|Written by Sophan Seng|
|Thursday, 04 September 2008|
Many observers have assumed current transitional Cambodian politics will gradually become mature. But I believe this is an obscure statement. If we say the tendency of Cambodian politics is towards maturity within a cave of immaturity, this might be more plausible. However, what we cannot fathom is: How bad is this cave?
Some Cambodian people and major incumbent Cambodian politicians will, not reluctantly, concur that they are very glad as a result of many new emerging things that they didn’t have during the Pol Pot period. This statement is logical, but even wise people might not see that it is still important to develop Cambodia’s political maturity.
Pol Pot came to power with the intention of restructuring Cambodian society to build a new, utopian, agrarian society. The regime’s approach has become globally recognised as “year zero”. So how wise and good can we be when the present emerging development is pragmatically compared to the “year zero” of Pol Pot? Anything now is socially, economically, politically unmatched to those of the Khmer Rouge regime.
The current Cambodian hybrid Khmer Rouge trial has solemnly proclaimed its primary mission is to enhance national reconciliation, to help heal Cambodians’ [Post Traumatic Stress Disorder (PTSD)], and to eliminate the culture of impunity. Cambodian people should not be easily exploited by the politically orchestrated attempt to disfavour the Khmer Rouge and favour the so-called Khmer Rouge liberators. In reality, we should try and achieve some insight and understanding of the fact that while the Khmer Rouge were communist, the Vietnamese who liberated us from the Khmer Rouge were also communist. They both are communist by origin.

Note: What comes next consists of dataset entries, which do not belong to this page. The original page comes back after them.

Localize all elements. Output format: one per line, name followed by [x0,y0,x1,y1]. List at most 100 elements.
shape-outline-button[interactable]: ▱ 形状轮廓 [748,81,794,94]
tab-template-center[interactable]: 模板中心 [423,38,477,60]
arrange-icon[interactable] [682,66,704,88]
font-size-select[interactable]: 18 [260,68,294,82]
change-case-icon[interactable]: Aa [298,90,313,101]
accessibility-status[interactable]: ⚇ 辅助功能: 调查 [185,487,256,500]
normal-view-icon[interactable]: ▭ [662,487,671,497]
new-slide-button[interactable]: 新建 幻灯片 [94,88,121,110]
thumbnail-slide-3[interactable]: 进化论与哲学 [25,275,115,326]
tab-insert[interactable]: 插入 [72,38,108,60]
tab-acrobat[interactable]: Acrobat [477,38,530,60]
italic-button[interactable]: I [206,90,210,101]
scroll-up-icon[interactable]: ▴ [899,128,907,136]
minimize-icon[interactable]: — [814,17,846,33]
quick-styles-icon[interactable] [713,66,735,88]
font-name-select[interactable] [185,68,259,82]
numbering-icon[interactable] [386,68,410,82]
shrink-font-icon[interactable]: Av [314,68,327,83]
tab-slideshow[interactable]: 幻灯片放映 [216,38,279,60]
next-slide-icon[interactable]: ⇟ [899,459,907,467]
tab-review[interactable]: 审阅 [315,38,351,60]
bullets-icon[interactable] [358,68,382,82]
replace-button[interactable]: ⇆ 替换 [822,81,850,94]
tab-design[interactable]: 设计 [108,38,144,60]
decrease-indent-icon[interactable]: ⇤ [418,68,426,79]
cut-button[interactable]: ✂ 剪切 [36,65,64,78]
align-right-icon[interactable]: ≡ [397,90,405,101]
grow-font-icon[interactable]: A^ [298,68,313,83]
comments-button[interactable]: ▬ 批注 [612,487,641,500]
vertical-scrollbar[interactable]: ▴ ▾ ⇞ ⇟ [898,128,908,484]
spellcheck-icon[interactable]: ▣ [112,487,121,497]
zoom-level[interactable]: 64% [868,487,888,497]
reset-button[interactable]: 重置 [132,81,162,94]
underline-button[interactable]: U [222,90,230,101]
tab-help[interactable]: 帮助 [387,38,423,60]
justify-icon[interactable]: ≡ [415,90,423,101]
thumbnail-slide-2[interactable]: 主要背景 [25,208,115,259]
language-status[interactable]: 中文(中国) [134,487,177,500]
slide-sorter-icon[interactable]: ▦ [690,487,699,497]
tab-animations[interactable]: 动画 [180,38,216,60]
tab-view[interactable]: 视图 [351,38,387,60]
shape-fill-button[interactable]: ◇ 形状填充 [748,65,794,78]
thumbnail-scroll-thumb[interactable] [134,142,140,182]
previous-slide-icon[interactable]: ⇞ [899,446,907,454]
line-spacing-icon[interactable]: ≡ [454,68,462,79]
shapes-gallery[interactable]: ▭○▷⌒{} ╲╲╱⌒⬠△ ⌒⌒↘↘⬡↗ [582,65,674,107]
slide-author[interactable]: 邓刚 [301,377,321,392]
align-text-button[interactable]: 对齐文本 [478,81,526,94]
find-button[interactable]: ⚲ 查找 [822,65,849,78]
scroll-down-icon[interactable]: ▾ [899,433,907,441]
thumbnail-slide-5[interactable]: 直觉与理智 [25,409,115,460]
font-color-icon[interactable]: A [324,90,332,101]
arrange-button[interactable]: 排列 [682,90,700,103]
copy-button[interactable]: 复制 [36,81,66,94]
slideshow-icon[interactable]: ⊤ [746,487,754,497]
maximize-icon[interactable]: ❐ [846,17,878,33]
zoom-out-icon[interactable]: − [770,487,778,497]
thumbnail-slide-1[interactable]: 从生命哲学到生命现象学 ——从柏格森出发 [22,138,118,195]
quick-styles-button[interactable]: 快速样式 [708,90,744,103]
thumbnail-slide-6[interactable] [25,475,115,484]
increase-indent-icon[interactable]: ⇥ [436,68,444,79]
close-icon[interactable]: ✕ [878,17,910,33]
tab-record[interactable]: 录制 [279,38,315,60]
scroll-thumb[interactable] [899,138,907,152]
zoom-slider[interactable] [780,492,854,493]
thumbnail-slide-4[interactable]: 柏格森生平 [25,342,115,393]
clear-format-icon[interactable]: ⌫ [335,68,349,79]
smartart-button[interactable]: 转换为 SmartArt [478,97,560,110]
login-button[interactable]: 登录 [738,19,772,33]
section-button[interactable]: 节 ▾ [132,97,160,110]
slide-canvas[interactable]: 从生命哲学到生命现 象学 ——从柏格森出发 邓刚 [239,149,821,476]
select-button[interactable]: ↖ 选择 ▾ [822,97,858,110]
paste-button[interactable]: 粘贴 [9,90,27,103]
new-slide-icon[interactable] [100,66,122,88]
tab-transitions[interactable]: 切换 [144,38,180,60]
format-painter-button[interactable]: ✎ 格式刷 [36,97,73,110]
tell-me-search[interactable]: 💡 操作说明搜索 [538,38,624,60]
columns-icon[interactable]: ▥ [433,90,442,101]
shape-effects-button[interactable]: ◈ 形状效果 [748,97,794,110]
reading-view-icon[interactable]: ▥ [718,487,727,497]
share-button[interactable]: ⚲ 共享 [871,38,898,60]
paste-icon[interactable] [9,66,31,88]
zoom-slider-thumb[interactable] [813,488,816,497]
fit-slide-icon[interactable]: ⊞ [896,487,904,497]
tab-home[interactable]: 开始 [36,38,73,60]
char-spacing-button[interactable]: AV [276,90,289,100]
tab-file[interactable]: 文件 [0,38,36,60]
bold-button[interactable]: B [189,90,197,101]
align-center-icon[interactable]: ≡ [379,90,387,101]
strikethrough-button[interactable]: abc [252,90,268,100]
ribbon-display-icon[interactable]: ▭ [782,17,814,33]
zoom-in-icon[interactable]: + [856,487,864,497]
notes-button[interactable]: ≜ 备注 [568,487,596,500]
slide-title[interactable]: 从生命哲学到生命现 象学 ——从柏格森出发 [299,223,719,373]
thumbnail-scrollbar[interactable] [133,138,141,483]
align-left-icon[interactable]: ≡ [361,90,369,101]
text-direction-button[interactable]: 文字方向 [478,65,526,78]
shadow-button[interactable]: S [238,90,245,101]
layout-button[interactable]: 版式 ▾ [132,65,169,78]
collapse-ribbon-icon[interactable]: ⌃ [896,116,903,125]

Contemporary Cambodian politicians and people have to protect themselves from both of these two disadvantaged political influences with the overall intention of truly democratising Cambodia, developing ourselves to appreciate this new political trend and nourishing the maturity of political leaders and their followers.
Regarding the political parties, no distinction can be made between government party and opposition party. These two national political parties are interdependent and inseparable. The Cambodian People’s Party (CPP) can legitimise themselves in front of the Cambodian people as well as international communities because of the Sam Rainsy Party. Similarly, the Sam Rainsy Party can have a stage to test the weaknesses and strength of their future leadership, or that of the CPP. For example, their current legal movement to reject the result of election was a brave performance.
The Cambodian people, both old and young, are observers, referees and owners of this social contract. They should not be careless and allow an imbalance of power between government and opposition to continue to happen. If such an imbalance is not dangerous per se, it is surely not compatible with the principle of liberal democracy.